Mr. Huang nodded majestically, pleased his loyal pupil had spread the good news so thoroughly. He leaned forward and began to speak. “China’s exports have slowed and the government needs to boost consumption,” he said matter-of-factly. “A week ago, Taobao announced sales of nineteen billion renminbi. That was a big boost to consumption. But the majority of the profit goes to Japan, not China. Eighty-seven percent of Taobao shares belong to the Japanese. That means we’re working for the Japanese.”
Taobao belonged to Alibaba, a company started by Jack Ma, China’s most successful entrepreneur. Japan’s SoftBank had been an early investor in the company, but Mr. Huang was wildly exaggerating the firm’s stake in Alibaba. SoftBank owned 37 percent of Alibaba, not 87 percent. He made it sound as if Chinese shoppers who make purchases on Taobao funneled their money directly into the coffers of the enemy.
“Due to these circumstances, China helped create Gatewang,” said Mr.

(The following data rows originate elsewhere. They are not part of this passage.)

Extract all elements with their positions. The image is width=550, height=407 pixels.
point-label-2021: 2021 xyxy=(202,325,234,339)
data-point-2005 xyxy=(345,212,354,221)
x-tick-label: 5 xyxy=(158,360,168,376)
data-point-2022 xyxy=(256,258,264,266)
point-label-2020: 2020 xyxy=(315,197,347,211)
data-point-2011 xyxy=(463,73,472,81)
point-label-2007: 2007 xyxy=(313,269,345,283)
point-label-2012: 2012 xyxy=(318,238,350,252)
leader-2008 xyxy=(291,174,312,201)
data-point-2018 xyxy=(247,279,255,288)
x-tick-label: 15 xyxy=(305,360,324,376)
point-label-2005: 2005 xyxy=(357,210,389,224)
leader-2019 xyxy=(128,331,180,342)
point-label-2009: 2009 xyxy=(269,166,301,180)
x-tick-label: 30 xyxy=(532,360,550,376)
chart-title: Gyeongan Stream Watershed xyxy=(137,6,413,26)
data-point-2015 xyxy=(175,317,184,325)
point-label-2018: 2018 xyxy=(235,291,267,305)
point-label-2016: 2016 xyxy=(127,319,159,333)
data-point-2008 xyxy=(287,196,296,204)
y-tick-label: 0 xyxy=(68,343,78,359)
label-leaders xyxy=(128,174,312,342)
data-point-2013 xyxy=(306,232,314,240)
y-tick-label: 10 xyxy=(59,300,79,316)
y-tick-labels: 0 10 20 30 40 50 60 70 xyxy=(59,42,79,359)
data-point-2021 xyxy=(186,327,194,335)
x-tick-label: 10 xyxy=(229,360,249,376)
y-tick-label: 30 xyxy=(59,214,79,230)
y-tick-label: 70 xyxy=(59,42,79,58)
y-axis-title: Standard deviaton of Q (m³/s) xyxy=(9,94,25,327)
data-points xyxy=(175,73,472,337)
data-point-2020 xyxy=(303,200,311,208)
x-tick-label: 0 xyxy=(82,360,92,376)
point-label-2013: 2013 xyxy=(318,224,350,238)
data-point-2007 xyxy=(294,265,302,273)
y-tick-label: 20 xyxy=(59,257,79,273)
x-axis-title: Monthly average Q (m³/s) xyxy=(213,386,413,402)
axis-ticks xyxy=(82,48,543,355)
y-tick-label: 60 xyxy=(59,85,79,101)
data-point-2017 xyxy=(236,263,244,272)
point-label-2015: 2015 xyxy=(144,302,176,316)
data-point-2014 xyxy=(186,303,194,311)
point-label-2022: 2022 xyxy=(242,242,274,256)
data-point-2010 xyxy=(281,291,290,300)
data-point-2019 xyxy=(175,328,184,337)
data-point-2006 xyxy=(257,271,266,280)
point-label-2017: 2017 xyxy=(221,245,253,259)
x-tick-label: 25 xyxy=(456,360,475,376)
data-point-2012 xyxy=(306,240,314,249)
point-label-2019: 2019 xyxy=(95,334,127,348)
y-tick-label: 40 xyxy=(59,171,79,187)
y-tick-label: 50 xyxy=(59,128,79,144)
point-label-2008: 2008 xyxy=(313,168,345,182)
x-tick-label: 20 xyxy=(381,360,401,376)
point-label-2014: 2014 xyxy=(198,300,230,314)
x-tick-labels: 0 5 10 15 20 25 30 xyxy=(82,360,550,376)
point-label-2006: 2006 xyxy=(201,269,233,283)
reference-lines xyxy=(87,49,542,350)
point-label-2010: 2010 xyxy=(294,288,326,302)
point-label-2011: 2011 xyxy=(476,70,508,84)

Huang, pointing to the name of the company printed on the wall behind him.
Mr. Huang turned back to us and smiled, the gap in his teeth exposed, as he challenged his pupils. “What’s the difference between Gatewang and Taobao?”
Xia stared blankly at him. She had never been online, much less on Taobao. Auntie gave me an encouraging smile. I played along, shrugging my shoulders.